Bevorzugt Europa die Araber?
“Nein. Wenn Sie mit arabischen Vertretern oder Organisationen
sprechen, dann bringen diese dieselben Argumente vor wie die
Israelis, nur umgekehrt. Die europäische Presse sei anti-arabisch
und pro-israelisch, es werde nur der palästinensische Terror betont,
während die IDF-Aktionen in den Gebieten ignoriert werden etc.
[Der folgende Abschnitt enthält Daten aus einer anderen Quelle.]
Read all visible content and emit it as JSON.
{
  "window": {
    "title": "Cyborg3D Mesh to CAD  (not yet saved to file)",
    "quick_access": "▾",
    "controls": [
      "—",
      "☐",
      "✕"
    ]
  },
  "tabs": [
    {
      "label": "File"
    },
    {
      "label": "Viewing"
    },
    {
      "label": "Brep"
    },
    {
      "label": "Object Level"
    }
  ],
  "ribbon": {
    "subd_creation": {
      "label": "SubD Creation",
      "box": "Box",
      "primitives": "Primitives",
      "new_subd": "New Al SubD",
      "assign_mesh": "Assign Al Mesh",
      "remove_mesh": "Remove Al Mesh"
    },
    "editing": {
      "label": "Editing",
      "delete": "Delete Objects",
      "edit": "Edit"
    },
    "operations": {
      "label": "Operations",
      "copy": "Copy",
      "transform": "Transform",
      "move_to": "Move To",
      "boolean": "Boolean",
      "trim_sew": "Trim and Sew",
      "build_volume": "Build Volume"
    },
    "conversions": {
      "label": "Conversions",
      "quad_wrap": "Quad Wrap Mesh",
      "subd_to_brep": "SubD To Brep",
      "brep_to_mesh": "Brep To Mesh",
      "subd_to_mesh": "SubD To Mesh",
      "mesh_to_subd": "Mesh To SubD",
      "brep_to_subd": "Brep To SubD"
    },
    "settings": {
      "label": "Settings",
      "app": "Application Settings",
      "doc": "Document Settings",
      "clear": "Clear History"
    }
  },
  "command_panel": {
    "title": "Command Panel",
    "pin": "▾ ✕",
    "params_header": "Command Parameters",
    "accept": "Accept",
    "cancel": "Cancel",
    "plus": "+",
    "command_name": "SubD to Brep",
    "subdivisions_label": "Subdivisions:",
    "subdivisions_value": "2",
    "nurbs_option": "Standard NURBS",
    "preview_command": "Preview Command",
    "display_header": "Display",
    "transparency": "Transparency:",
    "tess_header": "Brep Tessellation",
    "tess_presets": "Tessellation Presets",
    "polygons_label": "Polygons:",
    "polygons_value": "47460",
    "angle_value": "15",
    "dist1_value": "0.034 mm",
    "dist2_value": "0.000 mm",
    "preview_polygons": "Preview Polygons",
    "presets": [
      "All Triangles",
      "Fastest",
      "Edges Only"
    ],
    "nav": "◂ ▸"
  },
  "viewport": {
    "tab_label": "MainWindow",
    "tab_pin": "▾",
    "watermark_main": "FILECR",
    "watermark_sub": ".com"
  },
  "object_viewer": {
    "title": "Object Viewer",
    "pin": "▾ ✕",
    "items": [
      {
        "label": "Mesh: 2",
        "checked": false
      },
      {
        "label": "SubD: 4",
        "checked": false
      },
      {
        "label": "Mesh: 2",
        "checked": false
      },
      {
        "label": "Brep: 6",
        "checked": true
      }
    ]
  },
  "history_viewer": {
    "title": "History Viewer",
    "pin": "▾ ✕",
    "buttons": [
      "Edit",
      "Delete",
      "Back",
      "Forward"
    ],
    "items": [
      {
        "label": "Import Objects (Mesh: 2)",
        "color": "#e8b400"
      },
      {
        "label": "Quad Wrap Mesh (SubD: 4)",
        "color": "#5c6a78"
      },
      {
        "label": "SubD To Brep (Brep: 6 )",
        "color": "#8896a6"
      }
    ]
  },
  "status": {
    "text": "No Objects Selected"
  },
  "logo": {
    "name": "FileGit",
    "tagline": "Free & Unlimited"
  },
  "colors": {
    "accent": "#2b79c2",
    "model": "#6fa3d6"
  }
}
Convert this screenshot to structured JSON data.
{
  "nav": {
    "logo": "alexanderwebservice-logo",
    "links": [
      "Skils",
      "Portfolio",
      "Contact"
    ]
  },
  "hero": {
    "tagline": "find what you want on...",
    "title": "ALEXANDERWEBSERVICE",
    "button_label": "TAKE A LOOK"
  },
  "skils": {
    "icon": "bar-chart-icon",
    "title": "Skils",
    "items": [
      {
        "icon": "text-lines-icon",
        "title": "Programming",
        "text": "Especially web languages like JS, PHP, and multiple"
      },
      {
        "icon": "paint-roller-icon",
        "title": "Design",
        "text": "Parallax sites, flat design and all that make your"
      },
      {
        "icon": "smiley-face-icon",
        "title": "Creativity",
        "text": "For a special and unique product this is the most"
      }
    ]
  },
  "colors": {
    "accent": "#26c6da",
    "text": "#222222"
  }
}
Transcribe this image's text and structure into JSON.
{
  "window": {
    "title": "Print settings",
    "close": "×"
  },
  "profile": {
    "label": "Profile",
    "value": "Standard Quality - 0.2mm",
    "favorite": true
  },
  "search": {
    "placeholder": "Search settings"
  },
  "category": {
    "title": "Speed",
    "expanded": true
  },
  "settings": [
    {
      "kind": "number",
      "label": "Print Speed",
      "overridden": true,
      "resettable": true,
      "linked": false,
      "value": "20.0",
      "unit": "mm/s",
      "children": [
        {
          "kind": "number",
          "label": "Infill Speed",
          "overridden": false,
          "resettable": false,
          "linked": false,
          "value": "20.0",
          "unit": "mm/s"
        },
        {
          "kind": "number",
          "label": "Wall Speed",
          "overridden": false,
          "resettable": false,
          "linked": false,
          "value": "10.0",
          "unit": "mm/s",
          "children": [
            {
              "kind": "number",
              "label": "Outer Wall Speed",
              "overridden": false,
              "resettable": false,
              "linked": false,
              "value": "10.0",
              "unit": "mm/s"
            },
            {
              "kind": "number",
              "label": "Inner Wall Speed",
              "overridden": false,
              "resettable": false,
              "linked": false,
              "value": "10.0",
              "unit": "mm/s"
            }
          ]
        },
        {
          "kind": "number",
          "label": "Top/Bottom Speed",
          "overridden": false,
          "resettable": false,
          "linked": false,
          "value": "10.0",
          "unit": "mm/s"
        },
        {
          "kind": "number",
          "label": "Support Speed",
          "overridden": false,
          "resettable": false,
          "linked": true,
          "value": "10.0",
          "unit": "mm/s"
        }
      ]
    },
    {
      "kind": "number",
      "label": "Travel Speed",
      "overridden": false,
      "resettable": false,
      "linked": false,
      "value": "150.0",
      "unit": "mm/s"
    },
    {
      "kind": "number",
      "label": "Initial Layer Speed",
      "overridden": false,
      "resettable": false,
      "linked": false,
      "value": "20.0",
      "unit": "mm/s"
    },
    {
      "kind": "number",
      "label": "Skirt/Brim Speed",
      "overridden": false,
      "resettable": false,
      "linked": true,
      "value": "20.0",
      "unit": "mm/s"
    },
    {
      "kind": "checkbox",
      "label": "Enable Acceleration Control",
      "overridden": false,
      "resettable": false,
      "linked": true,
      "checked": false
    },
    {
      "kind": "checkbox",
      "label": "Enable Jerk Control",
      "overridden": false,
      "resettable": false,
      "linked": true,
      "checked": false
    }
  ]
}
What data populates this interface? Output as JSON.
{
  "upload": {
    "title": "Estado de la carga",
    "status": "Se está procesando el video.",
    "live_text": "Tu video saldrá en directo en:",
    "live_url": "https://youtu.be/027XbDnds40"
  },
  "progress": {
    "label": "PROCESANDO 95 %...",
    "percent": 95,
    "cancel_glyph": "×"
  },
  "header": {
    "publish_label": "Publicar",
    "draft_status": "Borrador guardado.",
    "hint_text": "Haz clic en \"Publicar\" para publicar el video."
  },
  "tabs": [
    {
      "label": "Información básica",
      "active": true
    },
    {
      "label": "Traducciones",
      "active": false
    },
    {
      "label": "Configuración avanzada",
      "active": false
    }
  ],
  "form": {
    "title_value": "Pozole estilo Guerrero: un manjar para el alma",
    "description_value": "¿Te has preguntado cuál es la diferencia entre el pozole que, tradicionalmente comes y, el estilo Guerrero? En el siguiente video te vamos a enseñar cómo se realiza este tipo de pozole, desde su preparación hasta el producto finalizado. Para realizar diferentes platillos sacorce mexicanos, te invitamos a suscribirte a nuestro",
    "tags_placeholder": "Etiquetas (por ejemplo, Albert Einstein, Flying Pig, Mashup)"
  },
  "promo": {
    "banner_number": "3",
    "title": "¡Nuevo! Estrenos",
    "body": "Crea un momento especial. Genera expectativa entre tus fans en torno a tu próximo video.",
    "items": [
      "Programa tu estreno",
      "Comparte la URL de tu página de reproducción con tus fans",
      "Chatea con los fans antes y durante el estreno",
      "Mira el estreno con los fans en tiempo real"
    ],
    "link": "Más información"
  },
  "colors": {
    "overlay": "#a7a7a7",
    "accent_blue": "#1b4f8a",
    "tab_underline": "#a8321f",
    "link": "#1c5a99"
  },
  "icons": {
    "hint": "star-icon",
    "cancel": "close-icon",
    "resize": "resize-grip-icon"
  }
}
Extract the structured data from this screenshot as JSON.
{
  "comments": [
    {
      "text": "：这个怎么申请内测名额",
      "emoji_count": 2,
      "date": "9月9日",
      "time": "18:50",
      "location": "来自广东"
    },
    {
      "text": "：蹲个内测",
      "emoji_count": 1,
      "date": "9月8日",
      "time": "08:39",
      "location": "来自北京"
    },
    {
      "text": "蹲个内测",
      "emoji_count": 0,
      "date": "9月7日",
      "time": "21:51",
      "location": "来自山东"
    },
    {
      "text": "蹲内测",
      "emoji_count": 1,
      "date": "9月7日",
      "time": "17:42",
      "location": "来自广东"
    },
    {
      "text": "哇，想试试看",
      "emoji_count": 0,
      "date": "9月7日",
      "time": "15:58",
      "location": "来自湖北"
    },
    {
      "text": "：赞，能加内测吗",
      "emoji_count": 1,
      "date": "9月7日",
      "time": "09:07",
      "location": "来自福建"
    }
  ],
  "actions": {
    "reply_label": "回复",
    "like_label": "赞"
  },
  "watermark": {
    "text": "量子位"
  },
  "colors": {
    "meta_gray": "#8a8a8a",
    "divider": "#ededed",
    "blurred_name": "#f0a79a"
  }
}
Die
Argumente auf beiden Seiten sind emotionell, denn wir sind
emotionelle Völker, und da wir uns in einem grausamen Kampf
befinden, sind wir intolerant.”
Und wie verhält es sich mit den Vorwürfen, Europa sei antisemitisch?
“Der Großteil dieser Vorwürfe ist emotionell und stammt aus der
Vergangenheit. Europa wird jedoch auch auf zynischer, nicht nur
emotioneller, Weise Antisemitismus vorgeworfen, als Versuch, die
Kritik an den Aktionen der israelischen Regierung abzublocken. Der
Antisemitismus in Europa nimmt ab, zwar allmählich, aber
kontinuierlich. Vor dem 2. Weltkrieg waren 90% der Deutschen
Antisemiten. In Frankreich, einem katholischen Staat, lehnten in den
40-er Jahren 50% einen jüdischen Präsidenten ab. Heute akzeptieren
90% den Gedanken eines jüdischen Präsidenten. In den letzten zwei
Jahren hat sich nichts verändert. Der Ausbruch des Konflikts hat den
Antisemiten nur eine weitere Bahn für ihren Hass geliefert. Es gibt
aufrichtige Kritik an der Politik der israelischen Regierung, die
gerade von unseren besten Freunden geübt wird.”